VSAT has now cleared its earnings hurdle — and the market's initial verdict was a 7% sell-off on May 29, even as the Street's most vocal bull raised his target to $106.
The result followed a remarkable setup. The stock had rallied 39% over the prior month to $80.62, leaving it priced for perfection into the print. The earnings release on May 28 triggered a one-day drop of 5.8%, and Thursday's session added another leg lower. That brings VSAT back toward its pre-results level, though it still holds an 8% gain on the week — a sign the broader rally hasn't fully reversed. Peers were mixed: HLIT surged 19% on the week while CIEN slipped 1.2%, suggesting the communications equipment group offered no single clear direction to hide in.
Options positioning had already signalled the caution. The put/call ratio climbed to 0.70 by the close of May 29, running nearly 1.4 standard deviations above its 20-day average of 0.47. That hedging built steadily through the back half of May — the PCR sat near 0.30 in early May and roughly doubled into the print. The 52-week high is 1.16, so the ratio hasn't reached a panic-level extreme, but the direction of travel was clear: call dominance gave way to growing demand for downside protection as the stock ran higher.
Short interest is meaningful but not the driving story here. At 7.5% of the free float — around 10.2 million shares — it is a real overhang, yet it has edged down roughly 5% over the past month and barely moved on the week. Borrow conditions are relaxed: availability is 672%, meaning there is roughly six times as much stock available to borrow as is currently shorted, and the cost to borrow sits at 0.52%, up about 18% on the week but still firmly in low territory. The lending market offers no squeeze pressure to force a rapid unwind.
The analyst who moved most forcefully is B. Riley's Mike Crawford, who raised his target to $106 from $94 on May 29 — the second target hike from him in a month, after lifting from $52 to $94 in late April. At $106, his target sits 31% above Thursday's close of $80.62 and well above the consensus mean of $78.75, making it an outlier rather than a consensus view. The bull case rests on Inmarsat integration driving cost synergies and expanded defense exposure. The bear case is blunter: revenue in the communications segment came in below expectations again, and the segment still accounts for the bulk of group revenue. The EV/EBITDA multiple at 10.9x has risen roughly 0.25 turns over the past month as the stock ran up — not extreme, but not cheap for a business still working through integration. The EPS momentum scores (30-day rank: 5th percentile, 90-day: 3rd percentile) confirm the market hasn't been revising estimates higher. The analyst recommendation divergence score at the 94th percentile suggests the Street is more bullish on VSAT relative to the universe than usual — a supportive backdrop, even if the post-earnings reaction dented confidence.

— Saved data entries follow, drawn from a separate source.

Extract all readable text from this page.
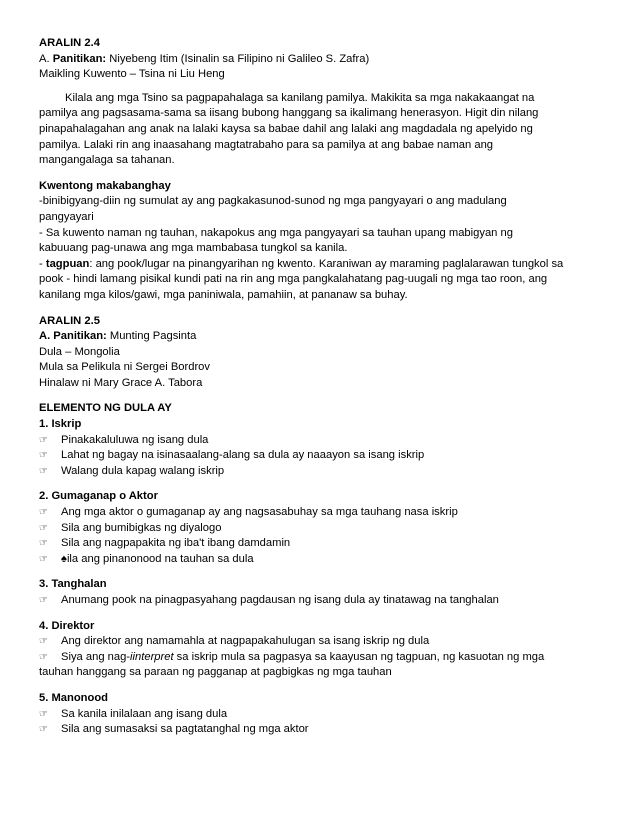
ARALIN 2.4
A. Panitikan: Niyebeng Itim (Isinalin sa Filipino ni Galileo S. Zafra)
Maikling Kuwento – Tsina ni Liu Heng
Kilala ang mga Tsino sa pagpapahalaga sa kanilang pamilya. Makikita sa mga nakakaangat na
pamilya ang pagsasama-sama sa iisang bubong hanggang sa ikalimang henerasyon. Higit din nilang
pinapahalagahan ang anak na lalaki kaysa sa babae dahil ang lalaki ang magdadala ng apelyido ng
pamilya. Lalaki rin ang inaasahang magtatrabaho para sa pamilya at ang babae naman ang
mangangalaga sa tahanan.
Kwentong makabanghay
-binibigyang-diin ng sumulat ay ang pagkakasunod-sunod ng mga pangyayari o ang madulang
pangyayari
- Sa kuwento naman ng tauhan, nakapokus ang mga pangyayari sa tauhan upang mabigyan ng
kabuuang pag-unawa ang mga mambabasa tungkol sa kanila.
- tagpuan: ang pook/lugar na pinangyarihan ng kwento. Karaniwan ay maraming paglalarawan tungkol sa
pook - hindi lamang pisikal kundi pati na rin ang mga pangkalahatang pag-uugali ng mga tao roon, ang
kanilang mga kilos/gawi, mga paniniwala, pamahiin, at pananaw sa buhay.
ARALIN 2.5
A. Panitikan: Munting Pagsinta
Dula – Mongolia
Mula sa Pelikula ni Sergei Bordrov
Hinalaw ni Mary Grace A. Tabora
ELEMENTO NG DULA AY
1. Iskrip
☞	Pinakakaluluwa ng isang dula
☞	Lahat ng bagay na isinasaalang-alang sa dula ay naaayon sa isang iskrip
☞	Walang dula kapag walang iskrip
2. Gumaganap o Aktor
☞	Ang mga aktor o gumaganap ay ang nagsasabuhay sa mga tauhang nasa iskrip
☞	Sila ang bumibigkas ng diyalogo
☞	Sila ang nagpapakita ng iba't ibang damdamin
☞	♠ila ang pinanonood na tauhan sa dula
3. Tanghalan
☞	Anumang pook na pinagpasyahang pagdausan ng isang dula ay tinatawag na tanghalan
4. Direktor
☞	Ang direktor ang namamahla at nagpapakahulugan sa isang iskrip ng dula
☞	Siya ang nag-iinterpret sa iskrip mula sa pagpasya sa kaayusan ng tagpuan, ng kasuotan ng mga
tauhan hanggang sa paraan ng pagganap at pagbigkas ng mga tauhan
5. Manonood
☞	Sa kanila inilalaan ang isang dula
☞	Sila ang sumasaksi sa pagtatanghal ng mga aktor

Institutional holders are broadly passive and stable. BlackRock reported a small add to reach 15.2% of shares in April, while OCO Capital trimmed by 1.45 million shares to 3.3% as of March 31. Insider activity over the past 90 days has been net positive in share terms at roughly 107,000 shares — though the open-market trades visible in recent months have all been sells by division presidents and the general counsel, largely at prices between $45 and $67, well below current levels. Those sales look more like scheduled liquidations than conviction calls given the timing and size.
The next earnings event is scheduled for August 7. What to watch between now and then is whether the post-print dip stabilises above the $75–$78 area — roughly where the consensus price target clusters — or whether the gap between B. Riley's bullish $106 call and the more cautious majority view continues to widen as integration data comes in through the summer.